Qu’allez-vous faire maintenant ?
Il est très difficile de répondre à cette question. Si j’ai préparé RSF à mon retrait, je me suis peu préoccupé de moi-même. Le lendemain de mon départ, quand je me suis levé, je suis allé courir comme tous les matins, puis je me suis dit : « Où tu vas ? » J’ai envie de travailler dans la presse, mais plus comme journaliste. Peut-être pour diriger un média… Je me sens toujours concerné par tout ce qui touche aux droits de l’homme et à la liberté d’expression, ainsi que par le Centre de Doha pour la liberté d’information, que j’ai créé au Qatar. Enfin, je m’intéresse à la politique. Lorsque nous nous sommes mobilisés autour des jeux Olympiques de Pékin, je me suis rendu compte que nous avions su sensibiliser les gens, mais que la traduction du changement dans les faits passait par l’action politique.
On vous verra peut-être sur une liste aux élections européennes de 2009 ?
Pas forcément. Ne serait-ce que parce que je serais bien en peine de vous dire où sont mes amis politiques aujourd’hui. J’ai cessé de juger les gens sur leur étiquette, et cela me complique souvent la vie.

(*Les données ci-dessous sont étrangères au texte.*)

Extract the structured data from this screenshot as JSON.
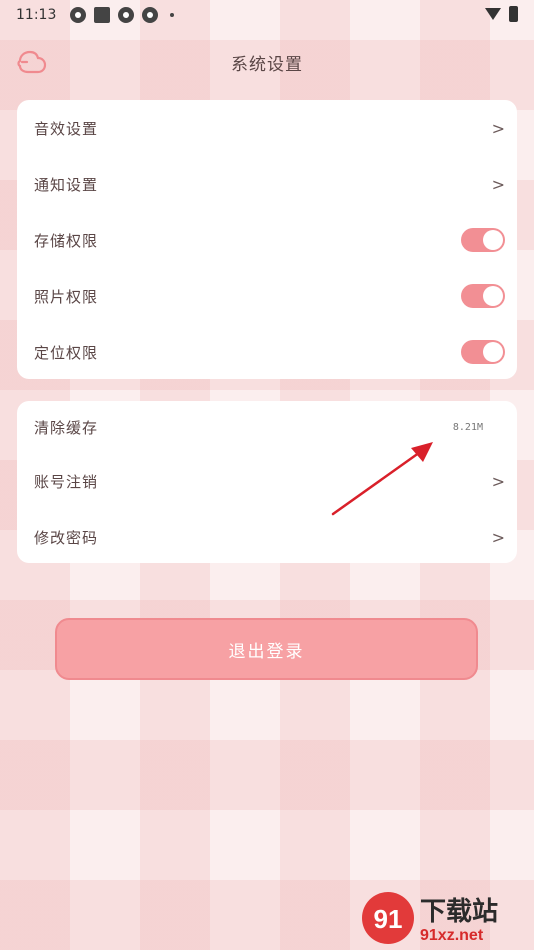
{
  "status_bar": {
    "time": "11:13",
    "icons": [
      "app-icon",
      "square-icon",
      "app-icon",
      "app-icon",
      "dot-icon"
    ],
    "right_icons": [
      "wifi-icon",
      "battery-icon"
    ]
  },
  "header": {
    "back_icon": "back-cloud-icon",
    "title": "系统设置"
  },
  "group1": {
    "items": [
      {
        "label": "音效设置",
        "control": "chevron"
      },
      {
        "label": "通知设置",
        "control": "chevron"
      },
      {
        "label": "存储权限",
        "control": "toggle",
        "on": true
      },
      {
        "label": "照片权限",
        "control": "toggle",
        "on": true
      },
      {
        "label": "定位权限",
        "control": "toggle",
        "on": true
      }
    ]
  },
  "group2": {
    "items": [
      {
        "label": "清除缓存",
        "value": "8.21M"
      },
      {
        "label": "账号注销",
        "control": "chevron"
      },
      {
        "label": "修改密码",
        "control": "chevron"
      }
    ]
  },
  "chevron_glyph": ">",
  "logout": {
    "label": "退出登录"
  },
  "watermark": {
    "main": "下载站",
    "sub": "91xz.net",
    "logo_text": "91"
  },
  "colors": {
    "accent": "#f28f94",
    "button": "#f7a1a4",
    "text": "#5a4646",
    "annotation_arrow": "#d9202a"
  }
}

Après plus de vingt ans passés à la tête de RSF, comment avez-vous vu évoluer la presse africaine ?
Elle n’a rien à voir avec ce qu’elle était avant 1990. Il y a aujourd’hui une presse en Afrique. Pour être plus précis, il y a des journalistes. Le problème, c’est que faire une presse dans des pays où aucune des conditions requises n’existe crée des situations invraisemblables. Il n’y a pas les bases économiques, parce qu’il n’y a souvent pas de pouvoir d’achat, sans même parler de l’analphabétisme. Il n’y a pas vraiment de réseaux de distribution non plus. Et il n’y a pas le minimum de transparence nécessaire pour faire un journal. Recueillir l’information en Afrique, pour un journaliste africain, c’est un problème de tous les jours.
Peu de journaux africains ont la possibilité d’être rentables…
Les conditions économiques ne le leur permettent pas dans la mesure où le marché publicitaire est quasi inexistant. Pour rémunérer leur personnel, certains patrons de presse incitent clairement leurs journalistes à « se payer sur la bête ». Je ne veux pas donner de leçons de morale. Si je vivais en Afrique avec quatre enfants à élever, et si j’avais un patron qui me disait : « T’as pas de salaire à la fin du mois, à toi de te faire payer par les gens que tu interviewes », peut-être que je le ferais.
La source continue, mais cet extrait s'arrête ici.